沈呦呦顺着看过去,一群小男孩们如同小鹌鹑般缩了回去,只能看到圆圆的发旋,和红红的耳朵。
“这是我们一起做的告别礼物,”西褚楚有些不好意思地从身后拿出礼盒,“有点丑。”
礼盒里,放着十几个各式各样的小黏土,有奥特曼,有喜羊羊,也有佩奇。
其中最让沈呦呦惊喜地还是里面那只惟妙惟肖的小兔子,西褚楚注意到她的目光,更不好意思了,“这是我照着苍耳做的。”
“太可爱啦!”沈呦呦一把抱住礼盒,眼睛比阳光下的礼花金片还要闪闪发光,她朝着西褚楚,也朝着那群小男生,笑得甜滋滋的,“我很喜欢,军军,天天……谢谢你们!”
她一口气将所有小男生的名字全念了一遍,被喊到名字的男孩子都惊喜地擡起头,有些甚至害羞得直接躲到父母身后去了。
这种被重视的感觉让所有人心底都感到慰贴极了,亮亮也惊讶地瞪大了双眸,好奇道:“呦呦,你不会记得整个幼儿园小朋友的名字吧?”
“没有呀。”
还好还好。亮亮刚刚松了口气,就听呦呦一本正经地数道:“还有所有老师、饭堂阿姨、保安叔叔……”

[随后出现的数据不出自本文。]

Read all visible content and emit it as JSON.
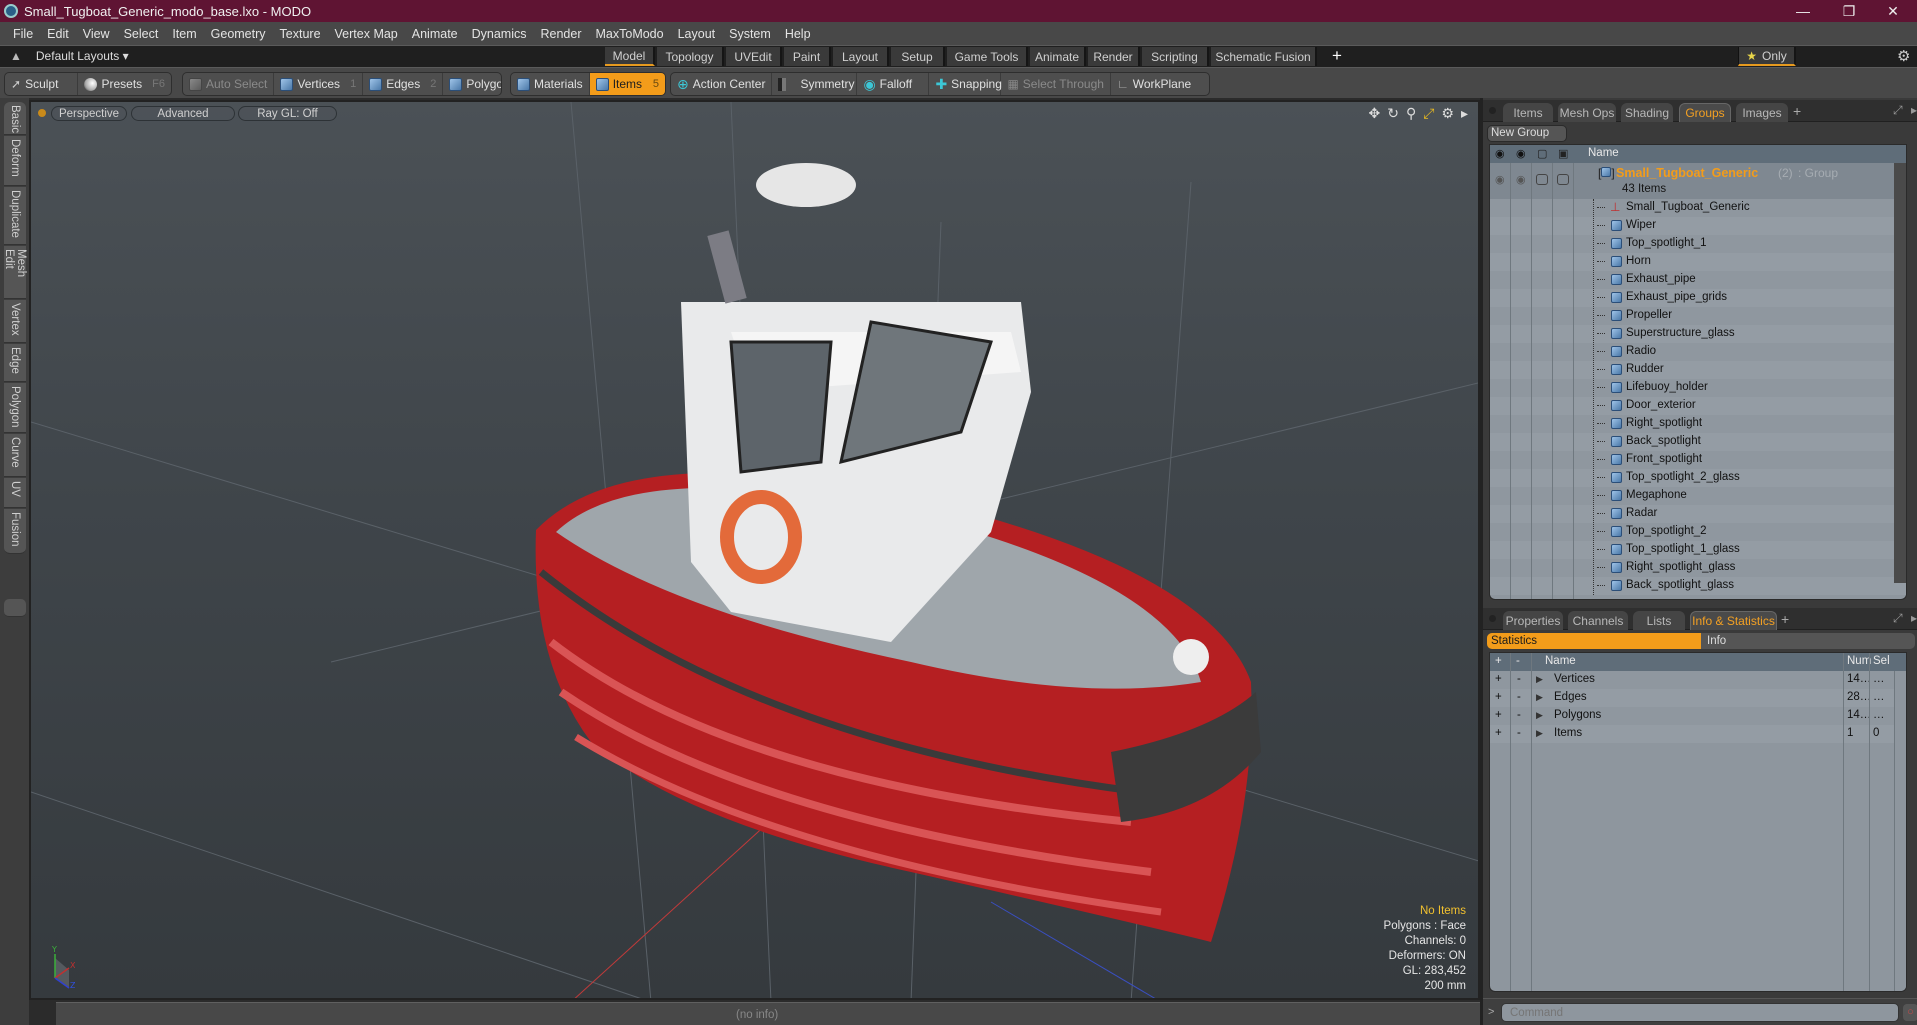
{
  "window": {
    "title": "Small_Tugboat_Generic_modo_base.lxo - MODO",
    "controls": [
      "minimize-icon",
      "restore-icon",
      "close-icon"
    ]
  },
  "menu": [
    "File",
    "Edit",
    "View",
    "Select",
    "Item",
    "Geometry",
    "Texture",
    "Vertex Map",
    "Animate",
    "Dynamics",
    "Render",
    "MaxToModo",
    "Layout",
    "System",
    "Help"
  ],
  "layout_bar": {
    "layouts_label": "Default Layouts",
    "workspace_tabs": [
      "Model",
      "Topology",
      "UVEdit",
      "Paint",
      "Layout",
      "Setup",
      "Game Tools",
      "Animate",
      "Render",
      "Scripting",
      "Schematic Fusion"
    ],
    "active_tab": "Model",
    "add_tab": "+",
    "only_label": "Only"
  },
  "toolbar": {
    "sculpt": "Sculpt",
    "presets": "Presets",
    "presets_key": "F6",
    "auto_select": "Auto Select",
    "vertices": "Vertices",
    "vertices_key": "1",
    "edges": "Edges",
    "edges_key": "2",
    "polygons": "Polygons",
    "materials": "Materials",
    "items": "Items",
    "items_key": "5",
    "action_center": "Action Center",
    "symmetry": "Symmetry",
    "falloff": "Falloff",
    "snapping": "Snapping",
    "select_through": "Select Through",
    "workplane": "WorkPlane"
  },
  "left_tabs": [
    "Basic",
    "Deform",
    "Duplicate",
    "Mesh Edit",
    "Vertex",
    "Edge",
    "Polygon",
    "Curve",
    "UV",
    "Fusion"
  ],
  "viewport": {
    "view_mode": "Perspective",
    "shading": "Advanced",
    "raygl": "Ray GL: Off",
    "hud": {
      "selection": "No Items",
      "polygons": "Polygons : Face",
      "channels": "Channels: 0",
      "deformers": "Deformers: ON",
      "gl": "GL: 283,452",
      "grid": "200 mm"
    },
    "axis": {
      "y": "Y",
      "x": "X",
      "z": "Z"
    }
  },
  "status": {
    "info": "(no info)"
  },
  "groups_panel": {
    "tabs": [
      "Items",
      "Mesh Ops",
      "Shading",
      "Groups",
      "Images"
    ],
    "active_tab": "Groups",
    "new_group": "New Group",
    "column_name": "Name",
    "group": {
      "name": "Small_Tugboat_Generic",
      "count": "(2)",
      "type": ": Group",
      "items": "43 Items"
    },
    "items": [
      "Small_Tugboat_Generic",
      "Wiper",
      "Top_spotlight_1",
      "Horn",
      "Exhaust_pipe",
      "Exhaust_pipe_grids",
      "Propeller",
      "Superstructure_glass",
      "Radio",
      "Rudder",
      "Lifebuoy_holder",
      "Door_exterior",
      "Right_spotlight",
      "Back_spotlight",
      "Front_spotlight",
      "Top_spotlight_2_glass",
      "Megaphone",
      "Radar",
      "Top_spotlight_2",
      "Top_spotlight_1_glass",
      "Right_spotlight_glass",
      "Back_spotlight_glass"
    ]
  },
  "info_panel": {
    "tabs": [
      "Properties",
      "Channels",
      "Lists",
      "Info & Statistics"
    ],
    "active_tab": "Info & Statistics",
    "subtabs": [
      "Statistics",
      "Info"
    ],
    "columns": {
      "plus": "+",
      "minus": "-",
      "name": "Name",
      "num": "Num",
      "sel": "Sel"
    },
    "rows": [
      {
        "name": "Vertices",
        "num": "14…",
        "sel": "…"
      },
      {
        "name": "Edges",
        "num": "28…",
        "sel": "…"
      },
      {
        "name": "Polygons",
        "num": "14…",
        "sel": "…"
      },
      {
        "name": "Items",
        "num": "1",
        "sel": "0"
      }
    ]
  },
  "command": {
    "placeholder": "Command",
    "prompt": ">"
  },
  "colors": {
    "accent": "#f39c1a",
    "titlebar": "#5f1433",
    "hud_highlight": "#f2c12e",
    "group_name": "#f39c1a"
  }
}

“停停停!”亮亮连忙阻止,大为震撼,“呦呦,你怎么记住这么多人的呀?难道你的脑子是超级计算机?”
这话一出来,四周顿时安静了下来,许多家长连忙竖起耳朵,试图探寻到些许培养神童的奥秘。
“跟超级计算机有什么关系?”
阳光下,小姑娘眼睛弯得像一枚小小的月牙,脸上的酒窝里仿佛酿制着一壶清酒,天经地义道:“记住每个朋友的名字,不是理所当然的吗?”
“砰!”
在那一瞬间,钟肃疑心自己听到了一道剧烈的心跳声,他看着人群中央那个背后仿佛挂着一道彩虹的小姑娘,和她旁边那一圈红着脸的同学们。
他忽然想起前天晚上,从实验室里走出来,夕阳洒在她琥珀色的瞳孔中,她信誓旦旦道:“哥哥,后天我们幼儿园有庆典,爸爸肯定会来!到时候我就能找到爸爸啦!”
“你那一天一定要来哦!到时候我亲手把书交给你。”
他才不会去。
钟肃冷漠地瞥了她一眼,转身就走,然后鬼使神差地黑入了幼儿园的摄像,观看了这场毫无新意的庆典。
在此之前,他一直无法理解自己这一系列的行为。
但在这一刻,他忽然堪破了自己的心思,猛地拿起手机,不等对面回答,就近乎刻薄地讲述道:“只有你会记得。”
他紧紧地盯着屏幕,残忍地剥开这层伪装成快乐的糖纸,“他们会与你渐行渐远,然后渐渐遗忘掉曾经经历过的细节、发过的誓,甚至会渐渐忘掉你。”
“而只有你,会清晰地记住所有的一切。”
“这就是为什么天才注定是孤独……”
“钟肃哥哥,”
小姑娘的声音穿透了所有噪杂,忽然清晰地传入耳中,“你还记得当年卫航叔叔送你的第一本书,是什么吗?”